3.1 Gott des Himmels und der Hölle

Die Darstellungen von Abraxas‘ Äußerem auf den gnostischen Gemmen deuten darauf hin, dass er im gnostischen Kontext sowohl ein Gott des Himmels als auch der Hölle ist. Wie in der Einleitung schon erwähnt wurde, würde eine symbolische Deutung von seinem Hahnenkopf ihn zu einem Gott der Sonne erklären, und seine Schlangenbeine knüpfen an die hellenistische Darstellung von Giganten beziehungsweise Geschöpfen aus der Unterwelt an (Bonner, 1950, S. 127). Abraxas‘ Körper ist somit aus gnostischer Sicht eine Mischung aus zwei mächtigen Repräsentanten der jeweiligen Welten. In VIISAM beschreibt Jung Abraxas als eine dritte Gottheit, die über Gott und Teufel steht, und somit auch als Herrscher des Himmels und der Hölle verstanden werden kann.

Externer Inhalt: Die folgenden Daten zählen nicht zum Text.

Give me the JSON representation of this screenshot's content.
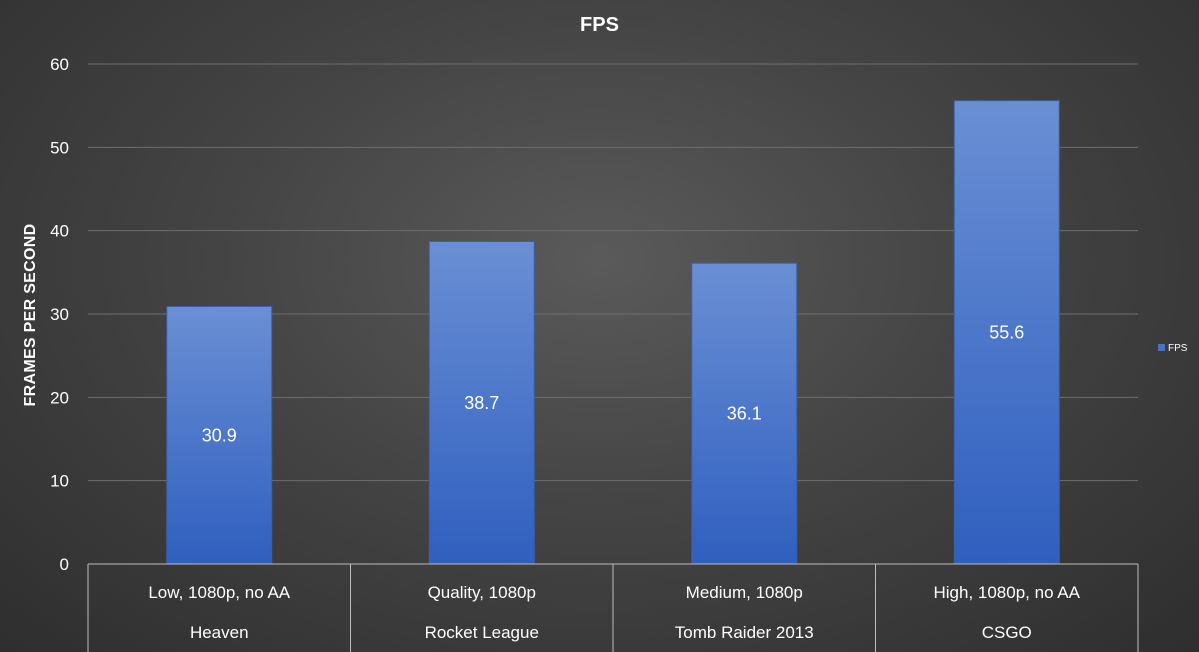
{
  "chart_data": {
    "type": "bar",
    "title": "FPS",
    "ylabel": "FRAMES PER SECOND",
    "xlabel": "",
    "ylim": [
      0,
      60
    ],
    "yticks": [
      0,
      10,
      20,
      30,
      40,
      50,
      60
    ],
    "grid": true,
    "legend_position": "right",
    "categories": [
      {
        "setting": "Low, 1080p, no AA",
        "game": "Heaven"
      },
      {
        "setting": "Quality, 1080p",
        "game": "Rocket League"
      },
      {
        "setting": "Medium, 1080p",
        "game": "Tomb Raider 2013"
      },
      {
        "setting": "High, 1080p, no AA",
        "game": "CSGO"
      }
    ],
    "series": [
      {
        "name": "FPS",
        "values": [
          30.9,
          38.7,
          36.1,
          55.6
        ],
        "color": "#4472c4"
      }
    ]
  }
}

Die erste Erwähnung eines anderen Gottes in Demian, der über den christlichen hinausgeht, findet sich im ersten Drittel des Romans, nach der Erwähnung einer Schulstunde über Religion. Sinclair verhält sich zuerst etwas unkritisch und glaubt einfach das, was der Lehrer erzählt, während Demian die Einseitigkeit des christlichen Glaubens angreift. Er meint, die Menschen rühmen zwar Gott als Vater, halten aber das Geschlechtsleben, das Fundament des Lebens, für sündig. Laut Demian müsste man alles verehren, neben dem Gott auch dem Teufel. Er sagt: „[M]an müsste sich einen Gott schaffen, der auch dem Teufel in sich einschließt, und vor dem man nicht die Augen zudrücken muß, wenn die natürlichsten Dinge von der Welt geschehen“ (S. 73). Die „natürlichsten“ Dinge umfassen dabei die sündigen Dinge des Geschlechtslebens. Abraxas wird in dieser Passage zwar nicht explizit erwähnt, aber Hesse bereitet mit diesem alternativen Gottesbild den Weg für eine allumfassende Gottheit vor. Aus den Worten Demians

(15)

lässt sich schließen, dass wenn Gott auch den Teufel in sich trägt, dann ist er auch der Herr der Hölle. Und wenn die sündigen Gedanken, die vielleicht sogar vom Teufel kommen könnten, akzeptiert werden von Gott, dann müsste dieser Gott auch wenigstens ein Teil der Hölle in sich tragen oder sogar der Herr von dieser sein.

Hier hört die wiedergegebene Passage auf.